Sarasota, FL., March 30 — The weather reviews on today’s battle with the Reds in Sarasota were a smash hit, as Paul Wilson’s 1:05, first-pitch strike to Derek Jeter came under bright-blue cloudless skies; the 76-degree temp claim will be disputed by anyone sitting in the hot sun. It was hot and sticky upon our arrival last Friday and will be again on the weekend (though not in the Bronx Sunday evening), but the weather the last few days has been magnificent.
Unfortunately, the team came up short by a 5-4 score, but some guys played very well, and some less so. The very top of the plus ledger contains the name Ruben Sierra, who continued his hot hitting. Sierra not only homered for the third time in four games, he also tripled, scored twice, and knocked in two. The fourth-inning leadoff jack struck the highest branches in one of the fruit trees that grow 20-30 feet beyond the high right-field wall in Ed Smith Field, and Ruben sent centerfielder Ryan Freel midway to the warning track in dead center the only time he was retired. And he played a flawless left field in a National League city.

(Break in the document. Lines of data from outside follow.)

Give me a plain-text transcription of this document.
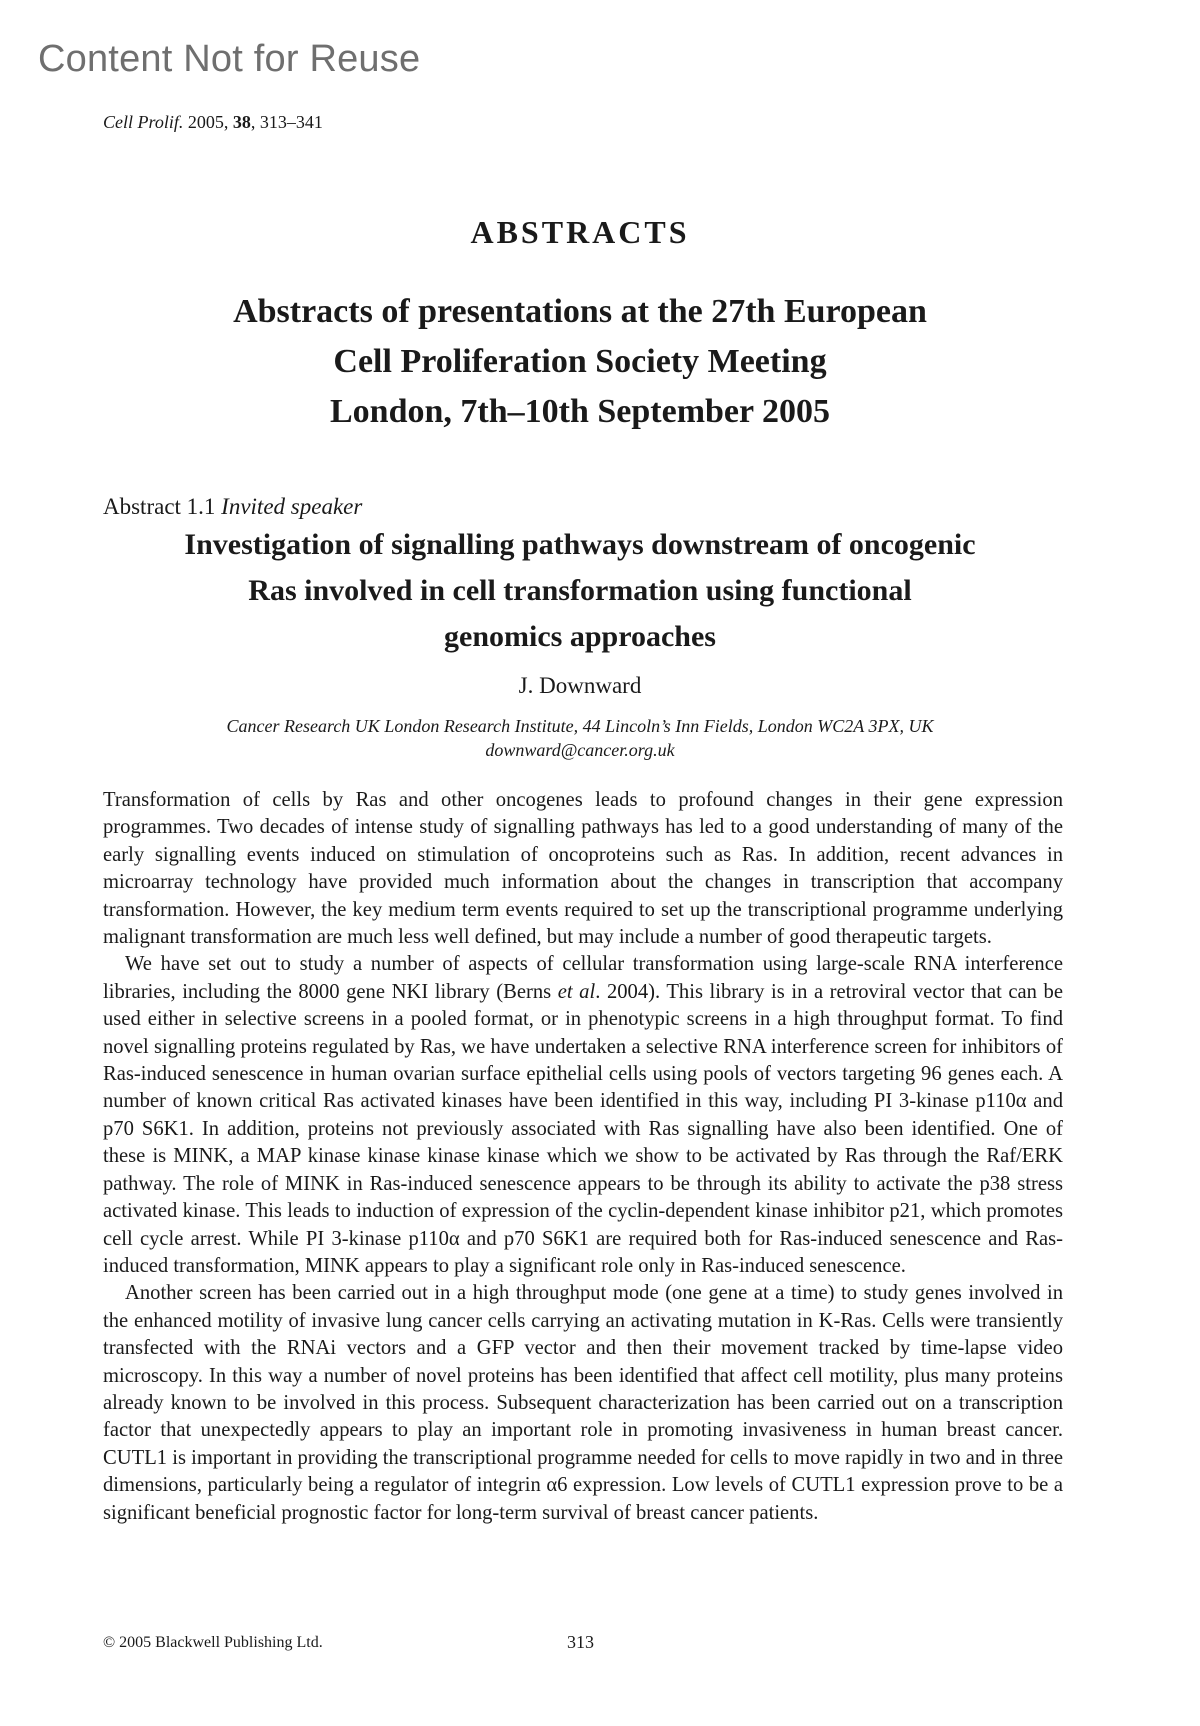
Content Not for Reuse
Cell Prolif. 2005, 38, 313–341
ABSTRACTS
Abstracts of presentations at the 27th European
Cell Proliferation Society Meeting
London, 7th–10th September 2005
Abstract 1.1 Invited speaker
Investigation of signalling pathways downstream of oncogenic
Ras involved in cell transformation using functional
genomics approaches
J. Downward
Cancer Research UK London Research Institute, 44 Lincoln’s Inn Fields, London WC2A 3PX, UK
downward@cancer.org.uk

Transformation of cells by Ras and other oncogenes leads to profound changes in their gene expression programmes. Two decades of intense study of signalling pathways has led to a good understanding of many of the early signalling events induced on stimulation of oncoproteins such as Ras. In addition, recent advances in microarray technology have provided much information about the changes in transcription that accompany transformation. However, the key medium term events required to set up the transcriptional programme underlying malignant transformation are much less well defined, but may include a number of good therapeutic targets.

We have set out to study a number of aspects of cellular transformation using large-scale RNA interference libraries, including the 8000 gene NKI library (Berns et al. 2004). This library is in a retroviral vector that can be used either in selective screens in a pooled format, or in phenotypic screens in a high throughput format. To find novel signalling proteins regulated by Ras, we have undertaken a selective RNA interference screen for inhibitors of Ras-induced senescence in human ovarian surface epithelial cells using pools of vectors targeting 96 genes each. A number of known critical Ras activated kinases have been identified in this way, including PI 3-kinase p110α and p70 S6K1. In addition, proteins not previously associated with Ras signalling have also been identified. One of these is MINK, a MAP kinase kinase kinase kinase which we show to be activated by Ras through the Raf/ERK pathway. The role of MINK in Ras-induced senescence appears to be through its ability to activate the p38 stress activated kinase. This leads to induction of expression of the cyclin-dependent kinase inhibitor p21, which promotes cell cycle arrest. While PI 3-kinase p110α and p70 S6K1 are required both for Ras-induced senescence and Ras-induced transformation, MINK appears to play a significant role only in Ras-induced senescence.

Another screen has been carried out in a high throughput mode (one gene at a time) to study genes involved in the enhanced motility of invasive lung cancer cells carrying an activating mutation in K-Ras. Cells were transiently transfected with the RNAi vectors and a GFP vector and then their movement tracked by time-lapse video microscopy. In this way a number of novel proteins has been identified that affect cell motility, plus many proteins already known to be involved in this process. Subsequent characterization has been carried out on a transcription factor that unexpectedly appears to play an important role in promoting invasiveness in human breast cancer. CUTL1 is important in providing the transcriptional programme needed for cells to move rapidly in two and in three dimensions, particularly being a regulator of integrin α6 expression. Low levels of CUTL1 expression prove to be a significant beneficial prognostic factor for long-term survival of breast cancer patients.

© 2005 Blackwell Publishing Ltd.	313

Of course, of particular significance was the work of pitcher Carl Pavano, the Yanks’s second-game, regular-season starter appearing in his final tune-up of the spring. Although Carl’s report card is more mixed, he did retire the Reds on just 26 pitches across the second, fourth, and fifth innings. He surrendered only six hits through six frames, and he struck out five while throwing 20 of 27 first-pitch strikes. His strikes/balls ratio of 57/36 was a bit off though, and once he was given a 3-2 lead on four Yankee sixth-inning safeties, he did allow the two runs that really made the difference. But on the other hand he retired five in a row early and eight more across the middle innings.
Last Friday in Clearwater, young Chase Utley singled on Pavano’s third pitch of the game, and Bobby Abreu promptly doubled on the very next offering. One hopes that coincidence is at work and no pattern is being established, but it seems that each time Carl has allowed a hit, the next one or two at bats turned small-hit molehills into mini-rally mountains. Thus, when Wilson stroked a single to left leading off the home third, ex-Yank d’Angelo Jimenez followed a force on a diving stop by Jeter with a triple to right center. Similarly, following each of ex-Royals third sacker Joe Randa’s two booming doubles, Pavano walked the next guy on four straight. It cost the Yanks the game when Austin Kearns and Jacob Cruz tacked on an additional double and a sac fly under these circumstances in the sixth.
On the other hand, however, until that late streak against the tiring righty, Carl did some of his best pitching as the game wore on. After one strike out through four, he added four in the last two frames; he made the Reds swing and miss not at all early, but 10 times in three of his last four innings. In short, the Pavano report card was both good and bad.
Neither Hideki Matsui nor Jorge Posada made this trip, and A-Rod was nowhere to be seen either. It was this day in 1984 that the Bombers made the regrettable move of shipping star third baseman Graig Nettles to San Diego, but Russ Johnson subbed ably for Rodriguez at the hot corner this time around. Johnson made a few nice stops early, and pulled off a sparkler in pegging out Felipe Lopez from deep in the shortstop hole to close the home fourth. He also kicked in two hits, including an eighth-inning rbi double that almost saved the day.
The NL-savvy Pavano tried to help himself with his bat, barely missing a single on a soft liner to right in the second, pulling off a perfect sac bunt in the sixth, and actually leading off the visiting fifth with a double down the left field line. But once Jeter moved him with a first-pitch grounder to second, the baseball gods seemed to be at work once Bernie Williams’s 2-1 foul pop actually struck Jackie Robinson’s retired number 42, displayed in front of the press box with seven Reds’ retired numbers. Williams fouled the next pitch on a half swing, then went down looking on a borderline high inside slider.
In other positive news, Steve Karsay looked strong yet again in a 1-2-3, two-strike-out eighth inning, and young shortstop Deivi Mendez made the kind of bad-hop grab on a scorcher up the middle that really can’t be taught. Somehow he just knew that ball was there. But Buddy Groom allowed a booming home run to a weak hitter to start his inning, and Bubba Crosby’s seventh-inning drag bunt was struck so much too hard that I could have retired him at first.
Tomorrow we close the Phillies’ Clearwater home schedule against the Blue Jays at one, and then cap Legends Field 2005 Spring Training with a 7:15 tilt with the Devil Rays. We’re not eager for the fun in the sun to end, but Sunday at 8:00pm in the Bronx beckons. It is a call that we — and the Yankees — will answer.